Selecting the Right Hedge Fund Structure (2024)

Importance of Selecting the Right Hedge Fund Structure

Selecting the right hedge fund structure requires careful planning and a diligent approach as there are many moving pieces that need to be addressed before accepting outside capital.

New operational and regulatory requirements have added complexities and cost to organizing and running a fund vehicle in the U.S. and abroad. Aligning yourself with strong service provider partnerwill be essential as you navigate through the operational, tax and legal nuances of operating a fund in various jurisdictions.

Investment manager should identify which structure is most effective for the investment strategy and the investor base. Keep reading to learn about the most common hedge fund structures for U.S. investment managers.

Common Hedge Fund Structures

The most common hedge fund structures for U.S. based investment managers include a stand-alone domestic fund, a master-feeder fund structure, a side-by-side vehicle and a min-master fund. . Each investment vehicle and the jurisdiction where it is domiciled have unique nuances.

Stand Alone Hedge Fund Structure

A stand-alone hedge fund is setup as a Delaware Limited Partnership with a Limited Liability Company (LLC) acting as the General Partner (GP) in the state in which the GP is located. Fund managers who form U.S. Limited Partnerships anticipate a U.S. investor base with few or no tax-exempt and foreign investors.
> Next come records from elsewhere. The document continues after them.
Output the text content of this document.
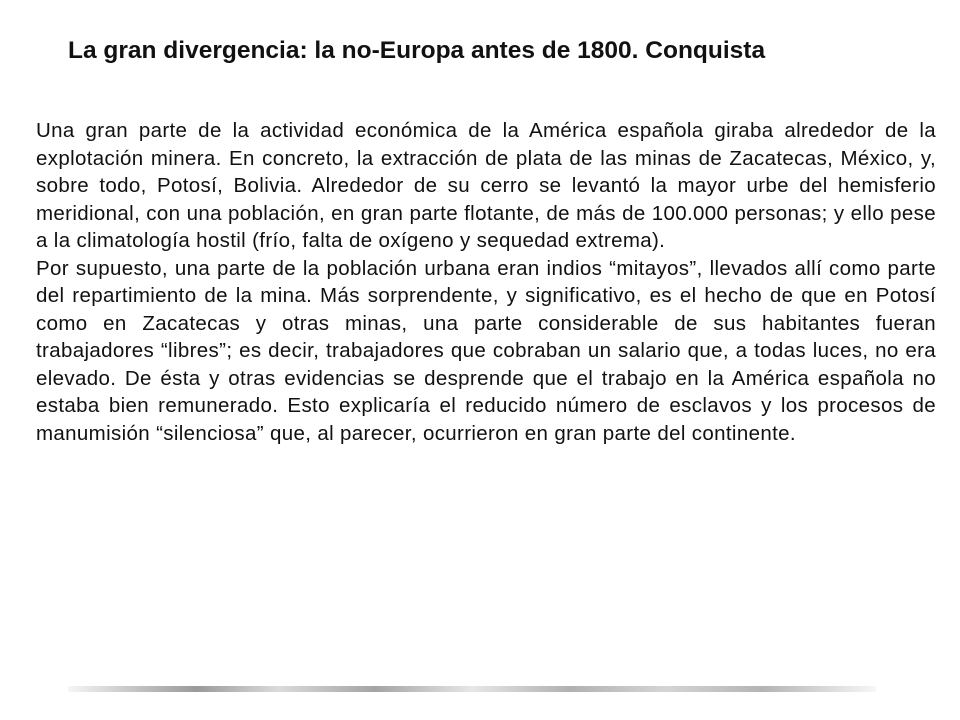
La gran divergencia: la no-Europa antes de 1800. Conquista

Una gran parte de la actividad económica de la América española giraba alrededor de la explotación minera. En concreto, la extracción de plata de las minas de Zacatecas, México, y, sobre todo, Potosí, Bolivia. Alrededor de su cerro se levantó la mayor urbe del hemisferio meridional, con una población, en gran parte flotante, de más de 100.000 personas; y ello pese a la climatología hostil (frío, falta de oxígeno y sequedad extrema).

Por supuesto, una parte de la población urbana eran indios “mitayos”, llevados allí como parte del repartimiento de la mina. Más sorprendente, y significativo, es el hecho de que en Potosí como en Zacatecas y otras minas, una parte considerable de sus habitantes fueran trabajadores “libres”; es decir, trabajadores que cobraban un salario que, a todas luces, no era elevado. De ésta y otras evidencias se desprende que el trabajo en la América española no estaba bien remunerado. Esto explicaría el reducido número de esclavos y los procesos de manumisión “silenciosa” que, al parecer, ocurrieron en gran parte del continente.
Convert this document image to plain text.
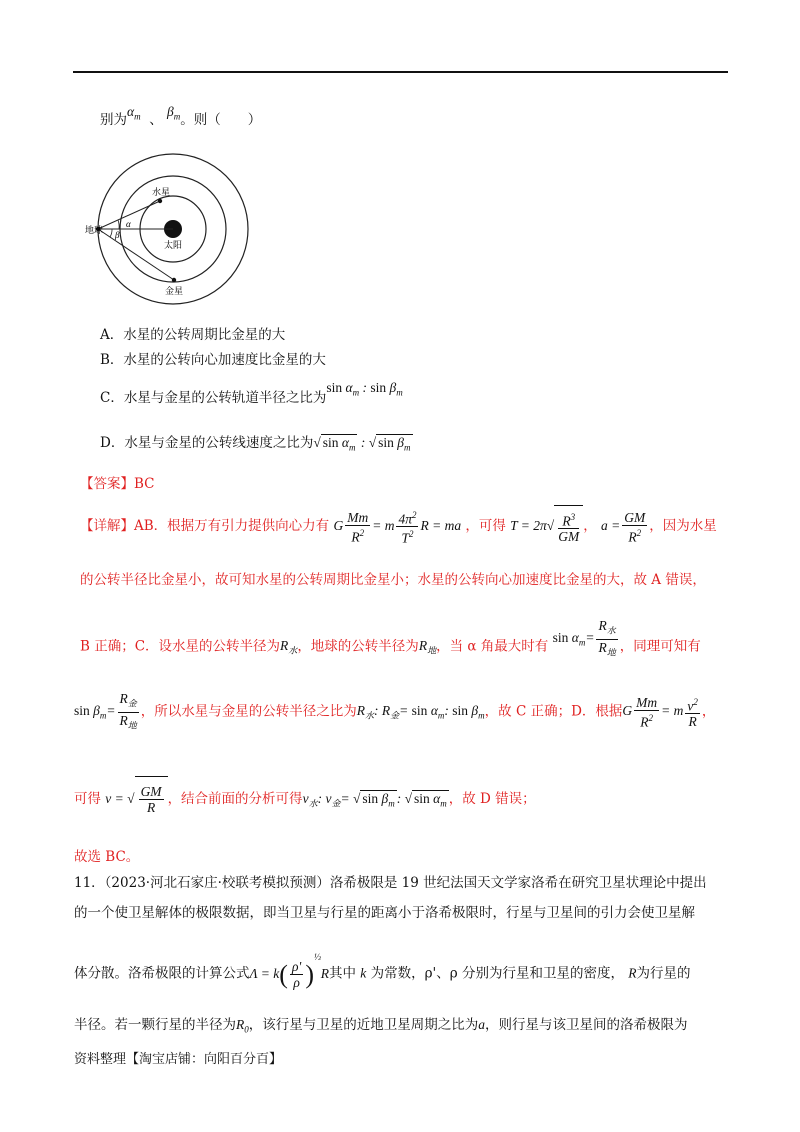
别为$\alpha_m$ 、 $\beta_m$。则（　　）
地球
水星
太阳
金星
α
β
A．水星的公转周期比金星的大
B．水星的公转向心加速度比金星的大
C．水星与金星的公转轨道半径之比为$\sin \alpha_m$ : $\sin \beta_m$
D．水星与金星的公转线速度之比为√ $\sin \alpha_m$ : √ $\sin \beta_m$
【答案】BC
【详解】AB．根据万有引力提供向心力有 G $\frac{Mm}{R^2} = m \frac{4\pi^2}{T^2}$ R = ma ，可得 $T = 2\pi√ \frac{R^3}{GM}$ ， $a = \frac{GM}{R^2}$ ，因为水星
的公转半径比金星小，故可知水星的公转周期比金星小；水星的公转向心加速度比金星的大，故 A 错误，
B 正确；C．设水星的公转半径为$R_水$，地球的公转半径为$R_地$，当 α 角最大时有 $\sin \alpha_m= \frac{R_水}{R_地}$ ，同理可知有
$\sin \beta_m= \frac{R_金}{R_地}$ ，所以水星与金星的公转半径之比为$R_水$: $R_金= \sin \alpha_m$: $\sin \beta_m$，故 C 正确；D．根据G $\frac{Mm}{R^2} = m \frac{v^2}{R}$ ，
可得 v = √ $\frac{GM}{R}$ ，结合前面的分析可得$v_水$: $v_金=$ √ $\sin \beta_m$ : √ $\sin \alpha_m$ ，故 D 错误；
故选 BC。
11．（2023·河北石家庄·校联考模拟预测）洛希极限是 19 世纪法国天文学家洛希在研究卫星状理论中提出
的一个使卫星解体的极限数据，即当卫星与行星的距离小于洛希极限时，行星与卫星间的引力会使卫星解
体分散。洛希极限的计算公式$\Lambda = k( \frac{\rho'}{\rho} )^{\frac{1}{3}}R$其中 k 为常数，ρ'、ρ 分别为行星和卫星的密度， R为行星的
半径。若一颗行星的半径为$R_0$，该行星与卫星的近地卫星周期之比为a，则行星与该卫星间的洛希极限为
资料整理【淘宝店铺：向阳百分百】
The Partnership must also file Schedule K-1s for each LP and GP to document business income and losses based on each individual LP’s investment.

A consideration that U.S. investment managers will need to make from the onset is whether the fund will engage as a Securities Trader (engaged in trade or business) or as an Investor during a tax period. A Securities Trader buys and sells securities with reasonable frequency in order to profit on a short-term basis. To qualify as a Securities Trader, a fund’s trading activity must be frequent, substantial, regular and continuous enough to constitute as a business.
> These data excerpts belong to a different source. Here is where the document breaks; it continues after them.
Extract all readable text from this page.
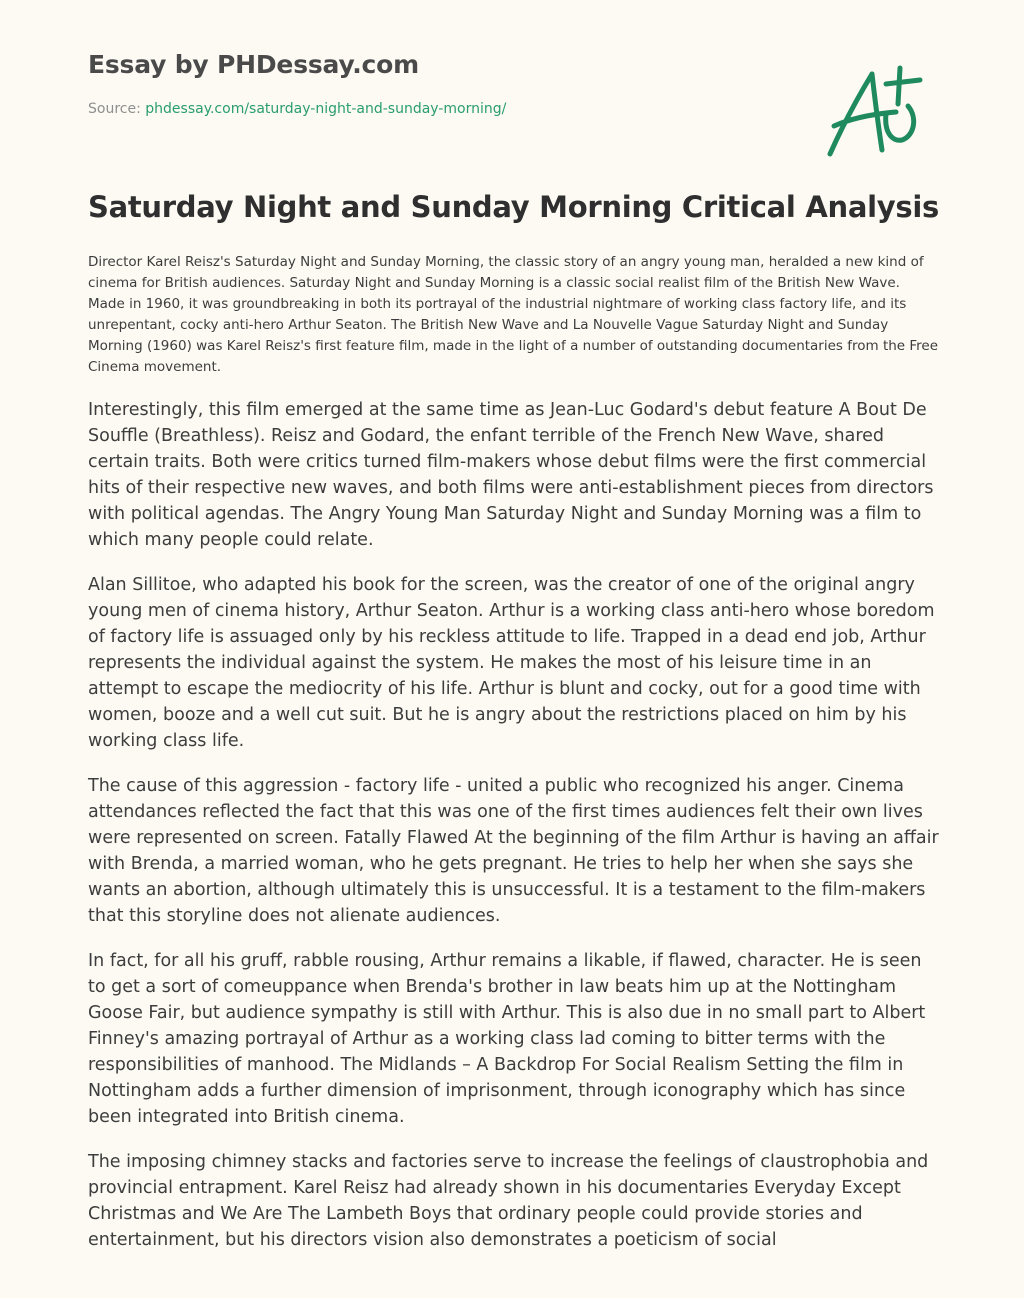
Essay by PHDessay.com
Source: phdessay.com/saturday-night-and-sunday-morning/
Saturday Night and Sunday Morning Critical Analysis

Director Karel Reisz's Saturday Night and Sunday Morning, the classic story of an angry young man, heralded a new kind of cinema for British audiences. Saturday Night and Sunday Morning is a classic social realist film of the British New Wave. Made in 1960, it was groundbreaking in both its portrayal of the industrial nightmare of working class factory life, and its unrepentant, cocky anti-hero Arthur Seaton. The British New Wave and La Nouvelle Vague Saturday Night and Sunday Morning (1960) was Karel Reisz's first feature film, made in the light of a number of outstanding documentaries from the Free Cinema movement.

Interestingly, this film emerged at the same time as Jean-Luc Godard's debut feature A Bout De Souffle (Breathless). Reisz and Godard, the enfant terrible of the French New Wave, shared certain traits. Both were critics turned film-makers whose debut films were the first commercial hits of their respective new waves, and both films were anti-establishment pieces from directors with political agendas. The Angry Young Man Saturday Night and Sunday Morning was a film to which many people could relate.

Alan Sillitoe, who adapted his book for the screen, was the creator of one of the original angry young men of cinema history, Arthur Seaton. Arthur is a working class anti-hero whose boredom of factory life is assuaged only by his reckless attitude to life. Trapped in a dead end job, Arthur represents the individual against the system. He makes the most of his leisure time in an attempt to escape the mediocrity of his life. Arthur is blunt and cocky, out for a good time with women, booze and a well cut suit. But he is angry about the restrictions placed on him by his working class life.

The cause of this aggression - factory life - united a public who recognized his anger. Cinema attendances reflected the fact that this was one of the first times audiences felt their own lives were represented on screen. Fatally Flawed At the beginning of the film Arthur is having an affair with Brenda, a married woman, who he gets pregnant. He tries to help her when she says she wants an abortion, although ultimately this is unsuccessful. It is a testament to the film-makers that this storyline does not alienate audiences.

In fact, for all his gruff, rabble rousing, Arthur remains a likable, if flawed, character. He is seen to get a sort of comeuppance when Brenda's brother in law beats him up at the Nottingham Goose Fair, but audience sympathy is still with Arthur. This is also due in no small part to Albert Finney's amazing portrayal of Arthur as a working class lad coming to bitter terms with the responsibilities of manhood. The Midlands – A Backdrop For Social Realism Setting the film in Nottingham adds a further dimension of imprisonment, through iconography which has since been integrated into British cinema.

The imposing chimney stacks and factories serve to increase the feelings of claustrophobia and provincial entrapment. Karel Reisz had already shown in his documentaries Everyday Except Christmas and We Are The Lambeth Boys that ordinary people could provide stories and entertainment, but his directors vision also demonstrates a poeticism of social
Determination as a Securities Trader or Investor has a significant impact on a fund’s partners to deduct expenses incurred by the fund for U.S. federal and state income tax purposes. Reference our article on Trader vs. Investor Status here.

Master-Feeder Fund Structure

A master-feeder fund is the most common structure and efficient structure for both U.S. and non-U.S. investors. Both investor types invest directly in the same master offshore fund vehicle through separate feeder funds – a Limited Partnership for U.S. investors and a Company for U.S. tax exempt or foreign investors. With this fund structure, the same tax considerations apply for U.S. investors. Tax implications for U.S. tax-exempt and foreign investors vary depending on the offshore jurisdiction chosen. The master fund must make a “check the box” election to be taxed as a partnership for U.S. tax purposes.

The Cayman Islands, Bermuda and The British Virgin Islands are common offshore fund jurisdictions for U.S. based investment managers. These offshore jurisdictions are a popular choice for offshore funds due to their stable governments, robust investment funds regulatory environment, stringent anti-money laundering policies and business-friendly setup. It is also a tax-exempt jurisdiction, allowing offshore and U.S. tax-exempt investors avoid paying taxes on hedge fund gains. Additionally, foreign investors look for anonymity, not wanting to disclose their identity to the U.S. Internal Revenue Service (IRS).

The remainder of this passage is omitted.